Oxford, city of dreaming spires, bicycles, Inspector Morse, tourists, gentility. Or perhaps a less familiar place? Jericho, once seedy backstreets with Oxford's main porn cinema and an astonishing concentration of pubs, now mythologised by Philip Pullman and gentrified beyond the wildest imaginings of the college groundsmen and porters for whom it was designed. Cowley Road, the ethnic mix of restaurants, the core of Labour-voting Oxford East ward, and one of the first to elect Green councillors. Iffley and Osney Island, characterful places where one side of the street is barges, the other terraced houses with watermarks on the front doors. Cowley and Blackbird Leys, rough, industrial but also textured by modern history. In Summertown and North Oxford, huge, elegant houses back up to the river, and North Parade has crescents of Georgian splendour.

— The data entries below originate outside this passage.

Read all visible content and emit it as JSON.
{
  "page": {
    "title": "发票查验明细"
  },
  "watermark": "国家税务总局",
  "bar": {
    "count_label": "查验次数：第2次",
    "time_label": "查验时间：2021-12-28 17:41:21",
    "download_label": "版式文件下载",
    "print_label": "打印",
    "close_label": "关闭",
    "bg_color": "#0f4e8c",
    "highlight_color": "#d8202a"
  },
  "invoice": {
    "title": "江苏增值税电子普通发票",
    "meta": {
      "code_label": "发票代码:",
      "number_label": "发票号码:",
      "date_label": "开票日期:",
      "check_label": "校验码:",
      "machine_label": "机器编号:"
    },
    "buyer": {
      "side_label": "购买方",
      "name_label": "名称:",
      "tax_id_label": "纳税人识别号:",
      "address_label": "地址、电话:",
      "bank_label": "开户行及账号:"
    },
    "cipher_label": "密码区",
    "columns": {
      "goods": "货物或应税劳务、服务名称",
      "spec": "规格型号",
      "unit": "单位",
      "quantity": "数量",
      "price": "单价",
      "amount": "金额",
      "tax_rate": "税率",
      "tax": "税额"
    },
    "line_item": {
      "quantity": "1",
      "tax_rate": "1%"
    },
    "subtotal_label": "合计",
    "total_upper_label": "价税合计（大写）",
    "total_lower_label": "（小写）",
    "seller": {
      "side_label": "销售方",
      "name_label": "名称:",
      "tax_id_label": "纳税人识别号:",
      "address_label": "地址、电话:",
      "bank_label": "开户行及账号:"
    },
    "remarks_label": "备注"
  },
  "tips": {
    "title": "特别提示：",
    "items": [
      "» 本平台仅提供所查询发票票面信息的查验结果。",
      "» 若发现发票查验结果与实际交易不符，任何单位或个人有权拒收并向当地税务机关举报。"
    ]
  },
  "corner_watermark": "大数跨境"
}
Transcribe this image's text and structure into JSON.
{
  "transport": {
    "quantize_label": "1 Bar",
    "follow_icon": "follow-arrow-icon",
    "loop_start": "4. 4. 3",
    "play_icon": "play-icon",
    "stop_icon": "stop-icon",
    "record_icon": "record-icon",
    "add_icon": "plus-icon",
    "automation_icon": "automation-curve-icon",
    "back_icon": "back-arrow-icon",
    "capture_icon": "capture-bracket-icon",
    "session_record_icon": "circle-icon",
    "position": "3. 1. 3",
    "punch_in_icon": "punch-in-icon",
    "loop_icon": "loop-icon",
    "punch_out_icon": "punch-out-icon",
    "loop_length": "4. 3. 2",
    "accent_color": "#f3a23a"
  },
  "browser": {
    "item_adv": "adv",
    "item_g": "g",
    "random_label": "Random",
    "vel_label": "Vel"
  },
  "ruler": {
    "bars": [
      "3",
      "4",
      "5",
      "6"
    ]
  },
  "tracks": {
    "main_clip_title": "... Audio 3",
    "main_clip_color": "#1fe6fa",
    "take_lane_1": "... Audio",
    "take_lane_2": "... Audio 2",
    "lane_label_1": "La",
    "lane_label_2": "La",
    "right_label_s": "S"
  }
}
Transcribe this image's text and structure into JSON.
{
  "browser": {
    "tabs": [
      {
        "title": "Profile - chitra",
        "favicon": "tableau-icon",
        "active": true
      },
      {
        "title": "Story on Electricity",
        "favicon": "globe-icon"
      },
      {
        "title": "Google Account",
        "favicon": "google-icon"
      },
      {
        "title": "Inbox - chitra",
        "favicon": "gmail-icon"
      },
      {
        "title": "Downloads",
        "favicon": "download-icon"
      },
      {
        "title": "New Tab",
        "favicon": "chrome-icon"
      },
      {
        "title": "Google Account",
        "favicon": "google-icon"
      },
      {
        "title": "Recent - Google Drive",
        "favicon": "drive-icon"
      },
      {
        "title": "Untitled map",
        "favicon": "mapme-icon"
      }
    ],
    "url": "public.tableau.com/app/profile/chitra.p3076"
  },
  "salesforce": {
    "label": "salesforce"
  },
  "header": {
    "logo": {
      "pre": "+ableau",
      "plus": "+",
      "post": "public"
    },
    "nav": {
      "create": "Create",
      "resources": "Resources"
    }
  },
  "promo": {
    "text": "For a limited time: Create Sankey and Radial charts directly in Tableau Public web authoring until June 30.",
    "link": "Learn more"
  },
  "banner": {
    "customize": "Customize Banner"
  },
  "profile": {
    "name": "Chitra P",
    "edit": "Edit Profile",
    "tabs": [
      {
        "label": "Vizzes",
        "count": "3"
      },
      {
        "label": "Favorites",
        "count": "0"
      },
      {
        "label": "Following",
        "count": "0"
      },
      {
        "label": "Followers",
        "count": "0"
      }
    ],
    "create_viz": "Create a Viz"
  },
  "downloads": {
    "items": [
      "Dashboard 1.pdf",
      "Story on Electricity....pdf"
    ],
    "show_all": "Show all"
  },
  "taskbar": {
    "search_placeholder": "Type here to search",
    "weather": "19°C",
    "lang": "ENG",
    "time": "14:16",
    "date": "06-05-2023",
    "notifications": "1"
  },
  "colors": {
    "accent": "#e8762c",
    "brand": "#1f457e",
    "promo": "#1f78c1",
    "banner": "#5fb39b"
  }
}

Mesopotamia attests to Oxford's history as a place of military adventure, and with the arrival of one of the UK's largest mosques, the consequences of those adventures, in a thriving and mostly happy multiculturalism. There are also places of such blandness, like Headington that McGuinness relishes the challenge of writing about them. And there are the colleges, the bookshops, galleries and museum, the city centre prison, the students, the tourists, the refugees and asylum seekers. Oxford's combination of history and the Establishment, and of transient population and change make the city a compelling subject.
Patrick McGuinness has lived and worked in Oxford for thirty years and brings an intimate knowledge to this new exploration of the city. In this book he reflects on the familiar and introduces us to the unnoticed, to create a new way of looking at Oxford.